Zuletzt aktualisiert am 30. Januar 2026

Voraussetzung für eine Stöberprüfung ist wie für alle Prüfungen die Begleithundeausbildung. Bei dem Stöbern wird keine Spur gelegt, sondern die Suchgegenstände werden frei auf dem Platz verteilt. Es sind die gleichen Gegenstände wie in der Fährtenarbeit und bestehen aus Holz, Filz, Textil oder Leder.

Was bedeutet stöbern beim Hund?

Beim Stöbern sucht der Hund keine Spur sondern ein Ziel. Dies kann ein Objekt sein, wie beispielsweise ein Gegenstand (Stöbertraining inkl. Prüfung), Rauschgift, Sprengstoff (Diensthunde) oder Gegenstände des täglichen Gebrauchs wie z.B. bei der Zielobjektsuche.
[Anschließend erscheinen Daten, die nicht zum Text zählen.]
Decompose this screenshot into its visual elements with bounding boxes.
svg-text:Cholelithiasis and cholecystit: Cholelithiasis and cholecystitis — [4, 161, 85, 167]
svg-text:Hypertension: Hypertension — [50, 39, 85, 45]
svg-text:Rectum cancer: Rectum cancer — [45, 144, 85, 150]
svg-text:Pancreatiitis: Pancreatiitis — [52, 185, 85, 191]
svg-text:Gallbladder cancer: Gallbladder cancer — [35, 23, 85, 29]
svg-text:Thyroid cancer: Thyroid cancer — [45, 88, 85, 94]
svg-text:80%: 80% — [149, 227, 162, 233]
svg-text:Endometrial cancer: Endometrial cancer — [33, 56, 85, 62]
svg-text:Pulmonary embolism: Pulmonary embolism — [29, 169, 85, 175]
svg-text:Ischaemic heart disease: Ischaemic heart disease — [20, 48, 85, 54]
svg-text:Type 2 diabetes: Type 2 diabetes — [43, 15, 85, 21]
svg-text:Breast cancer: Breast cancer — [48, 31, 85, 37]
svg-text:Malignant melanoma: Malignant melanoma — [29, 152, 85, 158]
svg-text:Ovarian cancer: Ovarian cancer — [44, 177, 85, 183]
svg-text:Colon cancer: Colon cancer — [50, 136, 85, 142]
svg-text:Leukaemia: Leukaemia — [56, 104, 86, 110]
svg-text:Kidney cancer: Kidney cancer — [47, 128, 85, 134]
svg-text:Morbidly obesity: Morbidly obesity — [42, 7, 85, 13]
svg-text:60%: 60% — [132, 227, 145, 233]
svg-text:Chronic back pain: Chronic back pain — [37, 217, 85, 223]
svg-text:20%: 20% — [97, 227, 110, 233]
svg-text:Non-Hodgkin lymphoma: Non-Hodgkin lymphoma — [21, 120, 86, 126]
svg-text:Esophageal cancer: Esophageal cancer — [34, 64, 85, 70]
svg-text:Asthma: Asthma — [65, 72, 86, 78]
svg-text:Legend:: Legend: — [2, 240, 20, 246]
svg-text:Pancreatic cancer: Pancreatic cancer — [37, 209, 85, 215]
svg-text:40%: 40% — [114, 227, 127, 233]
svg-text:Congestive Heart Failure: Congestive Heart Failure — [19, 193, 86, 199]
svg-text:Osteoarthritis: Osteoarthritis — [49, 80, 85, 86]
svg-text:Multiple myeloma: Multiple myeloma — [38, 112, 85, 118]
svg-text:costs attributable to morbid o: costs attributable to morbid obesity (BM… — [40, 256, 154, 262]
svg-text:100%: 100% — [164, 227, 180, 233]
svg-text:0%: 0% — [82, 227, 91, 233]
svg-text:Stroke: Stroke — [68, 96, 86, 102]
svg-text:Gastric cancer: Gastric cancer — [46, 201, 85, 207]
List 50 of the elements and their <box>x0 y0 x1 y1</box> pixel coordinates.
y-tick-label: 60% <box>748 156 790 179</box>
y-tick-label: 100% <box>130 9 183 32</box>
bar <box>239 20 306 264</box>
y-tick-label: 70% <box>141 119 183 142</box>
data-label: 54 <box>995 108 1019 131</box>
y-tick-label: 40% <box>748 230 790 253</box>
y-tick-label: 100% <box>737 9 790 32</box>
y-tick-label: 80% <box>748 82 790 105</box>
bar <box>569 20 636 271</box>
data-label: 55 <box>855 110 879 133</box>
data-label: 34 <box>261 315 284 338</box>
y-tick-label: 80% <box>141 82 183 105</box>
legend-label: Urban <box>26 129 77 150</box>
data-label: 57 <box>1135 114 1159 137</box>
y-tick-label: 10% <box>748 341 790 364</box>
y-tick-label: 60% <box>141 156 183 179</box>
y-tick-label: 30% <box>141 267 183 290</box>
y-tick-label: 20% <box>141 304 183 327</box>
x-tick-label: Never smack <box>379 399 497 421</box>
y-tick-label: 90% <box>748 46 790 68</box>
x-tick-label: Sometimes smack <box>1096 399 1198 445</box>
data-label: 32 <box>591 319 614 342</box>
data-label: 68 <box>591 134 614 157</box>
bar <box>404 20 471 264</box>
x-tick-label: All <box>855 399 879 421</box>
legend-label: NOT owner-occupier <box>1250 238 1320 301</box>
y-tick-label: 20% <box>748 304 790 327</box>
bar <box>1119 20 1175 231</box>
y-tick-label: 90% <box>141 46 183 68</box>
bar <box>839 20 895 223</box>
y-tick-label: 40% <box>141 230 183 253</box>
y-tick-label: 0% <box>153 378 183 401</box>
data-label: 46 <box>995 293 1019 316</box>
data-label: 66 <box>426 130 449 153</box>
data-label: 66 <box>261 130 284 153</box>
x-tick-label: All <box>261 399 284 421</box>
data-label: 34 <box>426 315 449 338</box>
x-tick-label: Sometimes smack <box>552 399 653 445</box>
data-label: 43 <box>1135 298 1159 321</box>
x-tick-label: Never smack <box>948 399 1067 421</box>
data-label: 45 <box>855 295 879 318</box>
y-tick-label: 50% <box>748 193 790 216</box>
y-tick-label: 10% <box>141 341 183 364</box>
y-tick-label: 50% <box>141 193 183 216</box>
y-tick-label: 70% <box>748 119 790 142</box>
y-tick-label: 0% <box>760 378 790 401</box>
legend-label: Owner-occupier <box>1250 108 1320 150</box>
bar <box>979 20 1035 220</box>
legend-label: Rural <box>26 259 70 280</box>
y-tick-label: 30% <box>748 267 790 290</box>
Was wird bei der Begleithundeprüfung geprüft?

Die Begleithundeprüfung testet das Verhalten des Hundes gegenüber fremden Personen, sein Benehmen in der Öffentlichkeit und seine Unterordnungsfähigkeit bezüglich der Kommandos.

Welche Prüfungen muss ein Jagdhund ablegen?

Neben der Brauchbarkeitsprüfung werden Zuchtprüfungen durchgeführt. Die Verbandsjugendprüfung (VJP) und die Herbstzuchtprüfung (HZP) dienen der Feststellung der natürlichen Anlagen des Junghundes im Hinblick auf seine Eignung und zukünftige Verwendung im jagdlichen Einsatz und zur Zucht.

Warum wird die Brauchbarkeitsprüfung durchgeführt?

Die Brauchbarkeitsprüfung hat den Zweck, die jagdliche Brauchbarkeit von Jagdhunden für den praktischen Jagdbetrieb festzustellen. Die Brauchbarkeitsprüfungen werden vom LJV-Hessen sowie durch die ihm angeschlossenen jagdlichen Untergliederungen (Jagdvereine) durchgeführt.

Fächer der Brauchbarkeitsprüfung in Deutschland

Welche Fächer werden bei der Brauchbarkeitsprüfung geprüft?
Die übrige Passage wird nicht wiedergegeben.